Are these standard forms enough? According to Bailey, no. The majority of design practices, big and small alike, tweak their standard terms and conditions in response to the specific requirements or “tone” of an approach or project. Furthermore, responsibilities (liability) differ according to the role of the design professional, whether or not the professional is functioning as Architect of Record, and the project phases included in the scope of services. Jack Weisberg, owner of a small design and planning firm described the inevitable “softening” of contract language, especially with smaller projects that presumably don’t need all the bells and whistles provided in a comprehensive standard agreement. “I incorporate the AIA [standard terms] into my own language.”
The contract should ultimately fit the project.
Therefore, additional review by legal counsel is always recommended.
Owners, with repeat clients by far the biggest culprits, also do their fair share of tweaking. In addition to her LMNOP responsibilities, Graham is a Senior Project Manager at the global architectural firm Perkins+Will. She described how owners will sometimes “not want to go through legal,” so they offer their own letter agreement and “reference the AIA.” Bailey was emphatic that this is “not enough!” You need to “specify the specifics.”
Woolard urged service professionals to ask the question, “Exactly why did the owner eliminate some provisions but decide to keep others?” The owner’s perspective on contractual language is typically affected by past experiences, but the various addendums, modifications, riders, and boilerplate tweaks can result in conflicting provisions. As the service provider, you want to know the “reason behind each tweak,” said Woolard, and correlate your response in favorable terms for your interests, too. Every word counts.
How to Specify the Specifics—and Grow Your Business
Ana Luchangco attended LMNOP’s January workshop and, after the event, shared some of her experiences as an interior designer having just recently formed her own practice. The “business of architecture” was on her mind. “Crafting the optimal contract language,” she said, “is essential for successful project outcomes. The right language can also help support lasting business relationships.”
Perhaps one of the most desirable of qualities in a creative personality is the capacity to apply past lessons learned to new situations. For Luchangco, lessons learned are applied to the operation of her startup. Previously, she worked with several innovative, small design practices, experiencing firsthand how creatives can differentiate and establish themselves in a market using best practices in business. “Experience is the best teacher,” she said. With Woolard, Luchangco and I talked about using the small business startup recipe as a model for building the necessary business tools to succeed: upfront investment, hard work, and the willingness to adapt.

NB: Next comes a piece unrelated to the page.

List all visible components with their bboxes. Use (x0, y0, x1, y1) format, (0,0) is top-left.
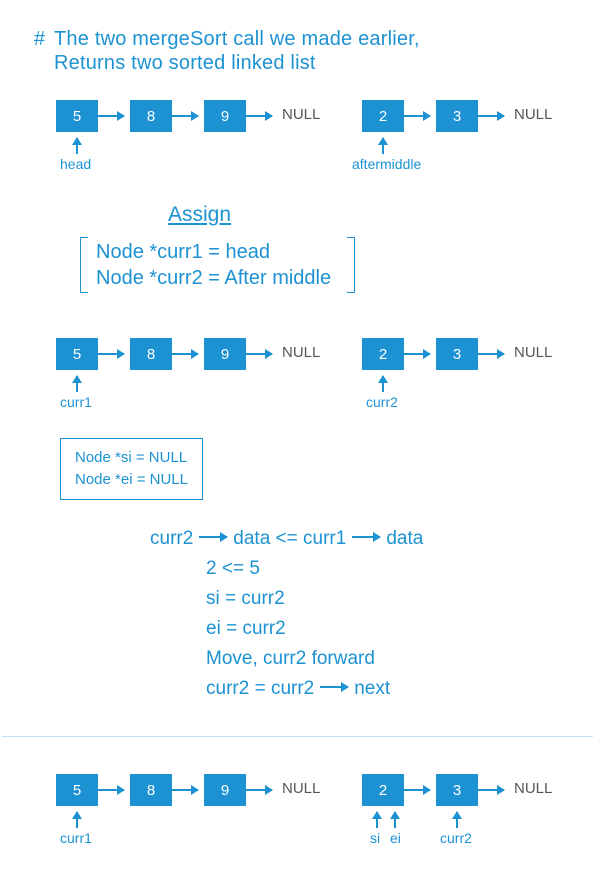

Logic dictates that a good contract achieves
two seemingly contradictory objectives:
risk mitigation and maximizing gains.
The “upfront investment” phase involves building an effective and complete (as possible) standard terms and conditions document, which can serve as the basis for most if not all of your contractual relations. Both Bailey and Woolard advise working with an attorney on this, regardless of whether or not you plan to use language from a professional trade association’s standard contract template.
Your due diligence is about making sure that the terms are “both effective and enforceable,” said Bailey. Ideally with legal counsel, you want to identify language to establish parameters for conducting business. How many design options, revisions, meetings, site visits, shop drawing/submittal reviews, etc., can the owner expect as part of the basic scope of services? What items are considered reimbursable expenses? How will you and your team make yourselves available to the owner and the owner’s representatives? What is a reasonable amount of time before the original terms need to be renegotiated for a stalled project?
For that matter, how exactly do you want to define “available” and “reasonable”?
Part of the reasoning behind “getting it down in the beginning,” said Woolard, is managing client expectations, but part of it is also being proactive in identifying and preventing a potential impetus for the souring of client relations. Defining upfront (in detail) what constitutes “additional services,” for example, is a critical aspect of building effective terms and conditions. Revisions after approvals by the owner seem straightforward, but an often-overlooked additional service involves revisions due to changes in codes. Similarly, you would expect that a client would be amicable to compensating you for revisions due to changes in a project’s size, complexity, schedule, or budget, but what if the original scope called for an “interconnecting stair” and not a “multi-floor feature stair” connecting three levels? The difference can be calculated in hundreds of design hours.
Planning for this level of subtlety in language is where the “hard work” of developing effective contracts begins. To use our startup analogy again, successful businesses invest significant time and resources into knowing their customer base. Effective contract language must also reflect that same deep knowledge of building owners building in specific regions for specific markets. When negotiating compensation terms, this kind of deep industry knowledge is reflected in what workshop participant Michael Woods, AIA, Project Manager at Perkins+Will, described as “top-down budgeting.” Start with the high-level requirements necessary to meet client expectations and industry standards and, then, breakdown the corresponding services and deliverables into component parts within the budget. Language for the terms and conditions should follow suit, clearly and accurately communicating parameters for pricing from high-level objectives down to the minutiae of achieving those results.
Every project is different, of course, which leads us to the third ingredient for success: a willingness to adapt. But, remember, be willing to “define your project including the scope of basic services” with each new development, counseled Bailey. She offered this sage advice several times during the course of the evening’s workshop.
Final Thought: Protect Yourself
Ultimately, investing time and resources to develop a good contract is about mitigating risk. This can be about protecting your wallet, your people, your intellectual property, your practice, and even your reputation.